CAN WE JUST say right now that Ted Cruz will never be president of the United States? Can we say it out loud? Okay, great. I just wanted to get that out of the way before we move on.
This March brought an anniversary that few of us welcomed and none will celebrate. It’s been a year of downs: shutdowns, hunker downs, spend downs, and the down comforters some of us have started wearing around the house, having given up any lingering commitment to outerwear that can’t simply be dragged off the bed in the morning. Like robed and aging monarchs of diminished means, we stalk our indoor world with a queen-sized blanket dragging behind us over floors that, if you look on the bright side, are getting a good wipe down.
My own experience has been different since I actually have to leave the house in the morning to go to work. Despite the yearlong shutdown that caused my 45 colleagues to work from home, I need the high-speed internet connection for the magazine’s large graphic files.
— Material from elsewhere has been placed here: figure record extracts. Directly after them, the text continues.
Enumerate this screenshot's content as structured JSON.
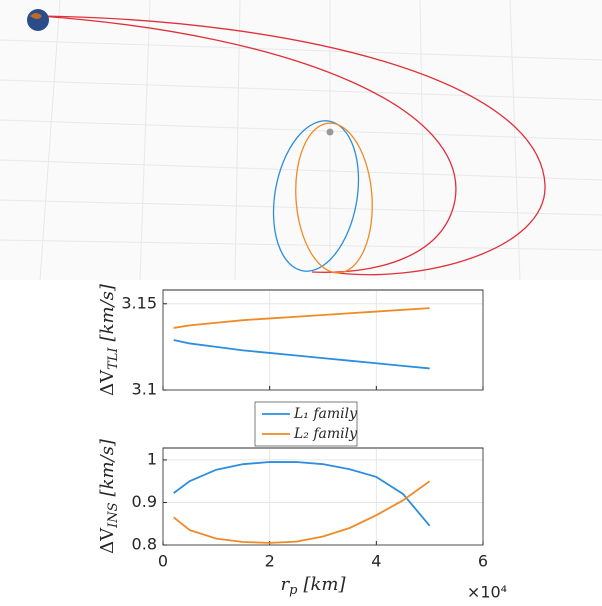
{
  "chart_data": [
    {
      "type": "line",
      "ylabel": [
        "ΔV",
        "TLI",
        "[km/s]"
      ],
      "x": [
        2000,
        5000,
        10000,
        15000,
        20000,
        25000,
        30000,
        35000,
        40000,
        45000,
        50000
      ],
      "series": [
        {
          "color": "#2c8ee0",
          "values": [
            3.129,
            3.127,
            3.125,
            3.123,
            3.1215,
            3.12,
            3.1185,
            3.117,
            3.1155,
            3.114,
            3.1125
          ]
        },
        {
          "color": "#f08a24",
          "values": [
            3.136,
            3.1375,
            3.139,
            3.1405,
            3.1415,
            3.1425,
            3.1435,
            3.1445,
            3.1455,
            3.1465,
            3.1475
          ]
        }
      ],
      "xlim": [
        0,
        60000
      ],
      "xticks": [
        0,
        20000,
        40000,
        60000
      ],
      "ylim": [
        3.1,
        3.158
      ],
      "yticks": [
        3.1,
        3.15
      ],
      "grid": true
    },
    {
      "type": "line",
      "ylabel": [
        "ΔV",
        "INS",
        "[km/s]"
      ],
      "xlabel": [
        "r",
        "p",
        "[km]"
      ],
      "x_multiplier": "×10⁴",
      "x": [
        2000,
        5000,
        10000,
        15000,
        20000,
        25000,
        30000,
        35000,
        40000,
        45000,
        50000
      ],
      "series": [
        {
          "name": "L₁ family",
          "color": "#2c8ee0",
          "values": [
            0.922,
            0.95,
            0.977,
            0.99,
            0.995,
            0.995,
            0.99,
            0.978,
            0.96,
            0.92,
            0.845
          ]
        },
        {
          "name": "L₂ family",
          "color": "#f08a24",
          "values": [
            0.865,
            0.835,
            0.815,
            0.807,
            0.805,
            0.808,
            0.82,
            0.84,
            0.87,
            0.905,
            0.95
          ]
        }
      ],
      "xlim": [
        0,
        60000
      ],
      "xticks": [
        {
          "value": 0,
          "label": "0"
        },
        {
          "value": 20000,
          "label": "2"
        },
        {
          "value": 40000,
          "label": "4"
        },
        {
          "value": 60000,
          "label": "6"
        }
      ],
      "ylim": [
        0.8,
        1.028
      ],
      "yticks": [
        0.8,
        0.9,
        1
      ],
      "grid": true,
      "legend": "top"
    }
  ]
}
So, for the past year I’ve been doing something of my own invention. I call it: “Working from work.”
It’s a disconcertingly quiet 9 to 5(ish), with my primary human contact being the cleaning crew that comes in every two weeks. Despite less need for them, Sojourners is committed to supporting our local vendors, including trash pickup and cleaning, but neither crew wishes to speak at length with a lonely man who rushes gleefully toward them when they arrive. And the cleaning crew has projectile Lysol to keep me at a safe distance. (“The only way to stop a bad guy with a grin is a good woman with a spray bottle.”) Sometimes the only sound I hear in the office is when I walk by our copy machine, a motion-sensitive device that bleeps awake, lights flashing and eager to make a copy. Which no one needs it to do. (Sorry, sad little robot friend. But do you have plans for lunch?)